The goal here is to get the data into a 2D table in the form of a List<List<Object>>
so that Drill can load this into memory vectors. If you have one range, this is really easy as the Google SDK does this and returns a list of rows. However, if you have multiple ranges, you get a list of columns with a ton of other debris.
public static List<List<Object>> getDataFromRange(Sheets service, String sheetID, String range) throws IOException {
return service.spreadsheets().values().get(sheetID, range).execute().getValues();
}
public static List<List<Object>> getBatchData(Sheets service, String sheetID, List<String> ranges) throws IOException {
logger.debug("Getting ranges: {}", ranges);
BatchGet request = service.spreadsheets().values().batchGet(sheetID).setRanges(ranges);
List<ValueRange> response = request.execute().getValueRanges();
List<List<Object>> results = new ArrayList<>();
// In Google's infinite wisdom when designing this API, the results
// are returned in a completely different fashion than when projection is not
// pushed down to Google Sheets. Specifically, if you use the regular values() to retrieve
// values from a GoogleSheet, you get a List of rows. Whereas if you use the BatchGet,
// you get a list of columns, sort of. Except these columns are embedded in a bunch of
// other debris from which you must extract the actual data.
//
// It should be noted that the GoogleSheets API does not accept multiple ranges in the
// request, so it is necessary to use the batch request.
for (int rowIndex = 0; rowIndex < ((ArrayList<?>) response.get(0).get("values")).size(); rowIndex++) {
List<Object> row = new ArrayList<>();
for (int colIndex = 0; colIndex < response.size(); colIndex++) {
try {
Object value = ((ArrayList<?>) ((ArrayList<?>) response.get(colIndex).get("values")).get(rowIndex)).get(0);
row.add(value);
} catch (IndexOutOfBoundsException | NullPointerException e) {
row.add(null);
}
}
results.add(row);
}
return results;
}
As someone who has spent a lot of time coding in Python, this is just so awful. The fact that I had to write these two methods just to get data into a usable form was really bad. It makes me wonder
In the early days, the Python community wrote PEP 20, The Zen of Python which outlines a philosophy of Python design. I couldn’t help but think of one item from PEP 20 which is:
There should be one-- and preferably only one --obvious way to do it.PEP-20
With the GS SDK, there are often zero obvious ways to do what I would imagine are common tasks, such as Authenticate. There also are tons of functionality that seems to have no clear way how to integrate. One thing I wanted to implement was a sort pushdown. After reading through the docs, I found the SortRangeRequest
which looked like it was what I would need to do that. Unfortunately, the documentation was so sparse that I just reached the point of saying I’m not spending any more time on this. The same goes for filters.
Improvements 5: Provide One, and Only One Obvious Way for Common Tasks.
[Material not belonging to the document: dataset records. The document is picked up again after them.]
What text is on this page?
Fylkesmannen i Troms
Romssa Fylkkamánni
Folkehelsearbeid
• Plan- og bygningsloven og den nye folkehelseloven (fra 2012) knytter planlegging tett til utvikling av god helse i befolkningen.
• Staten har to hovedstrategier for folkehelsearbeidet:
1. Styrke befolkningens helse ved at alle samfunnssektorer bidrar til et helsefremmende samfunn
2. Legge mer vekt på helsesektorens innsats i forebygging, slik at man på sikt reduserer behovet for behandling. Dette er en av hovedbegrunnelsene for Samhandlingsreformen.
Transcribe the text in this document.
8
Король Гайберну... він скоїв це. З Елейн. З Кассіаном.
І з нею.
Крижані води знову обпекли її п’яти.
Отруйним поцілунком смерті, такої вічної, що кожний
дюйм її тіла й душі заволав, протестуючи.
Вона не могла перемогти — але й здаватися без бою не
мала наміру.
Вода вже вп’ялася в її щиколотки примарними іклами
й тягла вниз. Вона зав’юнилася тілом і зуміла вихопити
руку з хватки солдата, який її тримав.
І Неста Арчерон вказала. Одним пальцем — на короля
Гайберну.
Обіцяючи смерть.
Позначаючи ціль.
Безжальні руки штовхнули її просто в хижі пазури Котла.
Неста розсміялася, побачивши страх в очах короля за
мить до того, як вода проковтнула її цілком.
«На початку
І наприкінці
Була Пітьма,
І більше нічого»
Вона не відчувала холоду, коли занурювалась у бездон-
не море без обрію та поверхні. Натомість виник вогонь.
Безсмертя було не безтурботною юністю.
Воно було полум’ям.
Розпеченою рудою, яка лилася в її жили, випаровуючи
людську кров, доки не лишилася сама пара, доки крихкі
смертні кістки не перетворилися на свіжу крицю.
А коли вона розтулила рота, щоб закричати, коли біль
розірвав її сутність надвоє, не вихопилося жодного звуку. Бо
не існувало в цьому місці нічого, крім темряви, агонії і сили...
Bonus Improvement: Update the Docs so They Are Correct and Include Code Samples
The bonus improvement was perhaps the most frustrating. I can understand how an early stage startup isn’t going to have the most up to date documentation. However, for a huge company like Google, it is really pretty pathetic. In addition to omissions, I also found errors in the docs, code samples that don’t work and all sorts of other f-bomb producing goodies.
So What Happened?
Well, in the end, I did write a storage plugin for GoogleSheets that works! You can both read from and write to Google Sheets from Drill. Since DataDistillr uses Drill as our query engine, we will be integrating this into our product in the next few weeks. Ultimately, what this means for DataDistillr customers is that you will be able to directly access data from GoogleSheets, query and join it with other data sources, and also write data back to Google Sheets.